Conforme apurou o repórter, a Justiça ainda não soube que pode encontrar o advogado no Condomínio Jardins Verona, com mansões que podem custar até R$ 2 milhões. Pelas ruas de asfalto de primeiro mundo do Verona, o advogado, em bicicleta ou em sua BMW branca que chegou em um guincho no Jardins Verona, vislumbra as quadras de Tênis construídas em saibro, cercadas por alambrados e iluminadas.

Advogado paulista ostenta luxo às custas de fraudes em Goiânia
Advogado comemora chegada de carro de luxo. (Foto: reprodução).

Ele não deve se lembrar das consequências que causou ao moço pobre que o procurou em busca de ajuda quando vê jovens jogando futebol Society em um gramado esverdeado mais vistoso do que a grama dos estádios dos jogos da Copa na Rússia. Nem parece se preocupar com idas a restaurantes frequentados pela alta sociedade goianiense. Em um deles, no Setor Marista, a conta para ele e a esposa, em uma noite, não ficaria menos que R$ 500.

Punições

Conforme apurou o Portal Dia Online, por condutas suspeitas na prática da advocacia, o advogado sofreu algumas penalidade pelo Conselho de Ética da Ordem dos Advogados do Brasil (OAB-GO).

Alex Fernandes sofreu a chamada Pena de Censura, quando o advogado, por exemplo, faz captação de novos clientes por meio de publicidade – com aquela gente chata em frente ao INSS oferecendo cartõezinhos -, ou deixar de informar o insucesso de uma causa, recebendo honorários.

Ele ainda sofreu por três suspensões: a primeira por 60 dias, a segunda 90 dias e terceira 30 dias. Ou seja, caso a OAB-GO receba novas denúncias o advogado pode ser expulso da Ordem.

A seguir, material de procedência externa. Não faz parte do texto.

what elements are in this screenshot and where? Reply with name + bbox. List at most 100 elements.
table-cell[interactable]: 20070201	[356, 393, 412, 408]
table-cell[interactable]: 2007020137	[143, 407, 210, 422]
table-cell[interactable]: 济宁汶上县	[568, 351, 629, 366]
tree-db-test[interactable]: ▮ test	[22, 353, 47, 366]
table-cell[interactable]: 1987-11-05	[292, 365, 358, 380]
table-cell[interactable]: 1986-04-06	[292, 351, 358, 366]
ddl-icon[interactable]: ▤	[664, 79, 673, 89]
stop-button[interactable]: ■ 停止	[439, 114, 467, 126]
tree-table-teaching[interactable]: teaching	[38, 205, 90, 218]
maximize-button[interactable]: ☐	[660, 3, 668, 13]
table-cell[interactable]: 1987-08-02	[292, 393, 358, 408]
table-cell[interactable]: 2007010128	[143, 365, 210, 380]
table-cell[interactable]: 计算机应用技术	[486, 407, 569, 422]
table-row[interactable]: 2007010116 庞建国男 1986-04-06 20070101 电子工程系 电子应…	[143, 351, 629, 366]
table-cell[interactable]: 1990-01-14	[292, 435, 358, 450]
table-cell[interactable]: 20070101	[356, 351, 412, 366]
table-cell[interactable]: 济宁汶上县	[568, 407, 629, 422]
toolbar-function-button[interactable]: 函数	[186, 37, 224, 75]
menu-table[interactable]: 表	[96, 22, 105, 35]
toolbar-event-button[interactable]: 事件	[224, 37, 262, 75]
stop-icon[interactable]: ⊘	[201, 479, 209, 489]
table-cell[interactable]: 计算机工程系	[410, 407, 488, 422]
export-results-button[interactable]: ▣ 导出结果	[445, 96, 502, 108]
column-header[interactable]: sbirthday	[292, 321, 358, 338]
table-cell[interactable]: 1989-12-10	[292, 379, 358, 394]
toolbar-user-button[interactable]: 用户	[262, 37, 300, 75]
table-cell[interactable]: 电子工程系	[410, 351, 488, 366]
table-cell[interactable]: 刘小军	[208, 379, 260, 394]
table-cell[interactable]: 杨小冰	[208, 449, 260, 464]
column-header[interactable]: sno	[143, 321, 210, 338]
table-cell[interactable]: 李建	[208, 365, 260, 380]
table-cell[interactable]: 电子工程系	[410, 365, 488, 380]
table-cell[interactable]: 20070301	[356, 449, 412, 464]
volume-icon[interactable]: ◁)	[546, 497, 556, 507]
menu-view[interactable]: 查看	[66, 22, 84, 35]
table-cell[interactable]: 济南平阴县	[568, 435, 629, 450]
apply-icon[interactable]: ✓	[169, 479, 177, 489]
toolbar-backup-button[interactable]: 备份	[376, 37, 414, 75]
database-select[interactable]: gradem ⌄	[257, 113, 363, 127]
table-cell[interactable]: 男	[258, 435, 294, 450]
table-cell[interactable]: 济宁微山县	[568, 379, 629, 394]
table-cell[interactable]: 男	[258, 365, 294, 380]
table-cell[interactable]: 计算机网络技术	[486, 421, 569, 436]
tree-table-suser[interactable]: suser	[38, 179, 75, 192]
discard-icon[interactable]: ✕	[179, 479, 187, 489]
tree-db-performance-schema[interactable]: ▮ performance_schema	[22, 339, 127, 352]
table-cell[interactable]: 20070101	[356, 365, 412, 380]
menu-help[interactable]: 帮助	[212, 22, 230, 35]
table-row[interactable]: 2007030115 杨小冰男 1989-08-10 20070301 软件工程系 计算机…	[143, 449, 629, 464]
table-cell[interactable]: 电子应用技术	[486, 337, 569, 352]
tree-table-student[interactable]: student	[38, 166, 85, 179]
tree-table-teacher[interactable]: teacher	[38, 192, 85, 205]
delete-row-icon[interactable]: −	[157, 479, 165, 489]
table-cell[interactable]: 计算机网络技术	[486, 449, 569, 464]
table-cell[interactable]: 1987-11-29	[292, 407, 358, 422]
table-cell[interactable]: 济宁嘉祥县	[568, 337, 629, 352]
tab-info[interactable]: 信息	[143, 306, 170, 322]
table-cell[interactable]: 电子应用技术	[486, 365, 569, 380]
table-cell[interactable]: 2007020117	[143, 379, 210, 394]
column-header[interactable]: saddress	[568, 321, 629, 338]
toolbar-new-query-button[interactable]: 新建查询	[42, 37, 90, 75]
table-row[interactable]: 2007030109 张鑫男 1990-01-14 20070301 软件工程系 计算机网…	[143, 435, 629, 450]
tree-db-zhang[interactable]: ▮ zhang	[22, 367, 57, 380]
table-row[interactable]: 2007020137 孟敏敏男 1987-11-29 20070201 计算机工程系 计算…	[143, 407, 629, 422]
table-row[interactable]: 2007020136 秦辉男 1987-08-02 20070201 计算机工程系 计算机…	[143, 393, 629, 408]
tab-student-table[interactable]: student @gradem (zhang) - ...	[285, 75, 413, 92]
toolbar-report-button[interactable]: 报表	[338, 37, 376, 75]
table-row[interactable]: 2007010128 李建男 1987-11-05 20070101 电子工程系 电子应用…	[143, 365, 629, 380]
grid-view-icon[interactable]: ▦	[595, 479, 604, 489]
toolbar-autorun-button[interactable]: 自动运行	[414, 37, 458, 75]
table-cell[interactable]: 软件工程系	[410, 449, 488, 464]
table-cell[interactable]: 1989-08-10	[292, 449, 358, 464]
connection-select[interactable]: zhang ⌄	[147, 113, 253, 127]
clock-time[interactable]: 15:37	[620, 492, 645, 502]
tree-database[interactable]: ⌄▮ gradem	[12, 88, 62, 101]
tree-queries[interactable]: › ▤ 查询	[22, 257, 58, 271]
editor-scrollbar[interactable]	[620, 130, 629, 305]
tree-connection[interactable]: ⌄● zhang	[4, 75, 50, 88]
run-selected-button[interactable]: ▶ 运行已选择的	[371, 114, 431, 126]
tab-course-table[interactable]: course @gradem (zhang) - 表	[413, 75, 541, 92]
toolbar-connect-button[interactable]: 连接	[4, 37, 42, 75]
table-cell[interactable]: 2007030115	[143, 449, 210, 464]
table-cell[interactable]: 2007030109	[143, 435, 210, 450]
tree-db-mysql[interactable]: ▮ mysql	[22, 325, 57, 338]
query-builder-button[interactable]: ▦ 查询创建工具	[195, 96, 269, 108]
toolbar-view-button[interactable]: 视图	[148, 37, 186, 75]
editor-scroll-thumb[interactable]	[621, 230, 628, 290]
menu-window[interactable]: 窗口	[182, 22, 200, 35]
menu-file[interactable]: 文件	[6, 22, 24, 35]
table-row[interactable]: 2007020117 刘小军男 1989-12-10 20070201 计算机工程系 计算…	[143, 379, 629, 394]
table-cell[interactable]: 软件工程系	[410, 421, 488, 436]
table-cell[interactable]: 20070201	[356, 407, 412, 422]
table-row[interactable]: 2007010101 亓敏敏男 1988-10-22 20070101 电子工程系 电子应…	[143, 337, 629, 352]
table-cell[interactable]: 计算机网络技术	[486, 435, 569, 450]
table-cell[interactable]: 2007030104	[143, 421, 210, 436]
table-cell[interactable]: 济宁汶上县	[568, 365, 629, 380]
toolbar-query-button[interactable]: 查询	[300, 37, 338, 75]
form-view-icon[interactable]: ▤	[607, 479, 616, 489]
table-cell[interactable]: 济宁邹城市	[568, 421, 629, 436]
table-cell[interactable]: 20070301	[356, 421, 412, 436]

Enquanto a polícia não encontra o advogado, Jordane e seu novo advogado, esperam receber pelo menos o valor do saque do inencontrável Alex Fernandes Moreira.

“Esperamos encontrá-lo para notificar e penhorar os bens”, acredita o advogado Maurício Santana Correa. “Vamos acreditar”.

Durante dois dias, a reportagem ligou em dois números que conseguiu com amigos do advogado. Pelo menos 30 ligações não foram atendidas até o fechamento desta reportagem.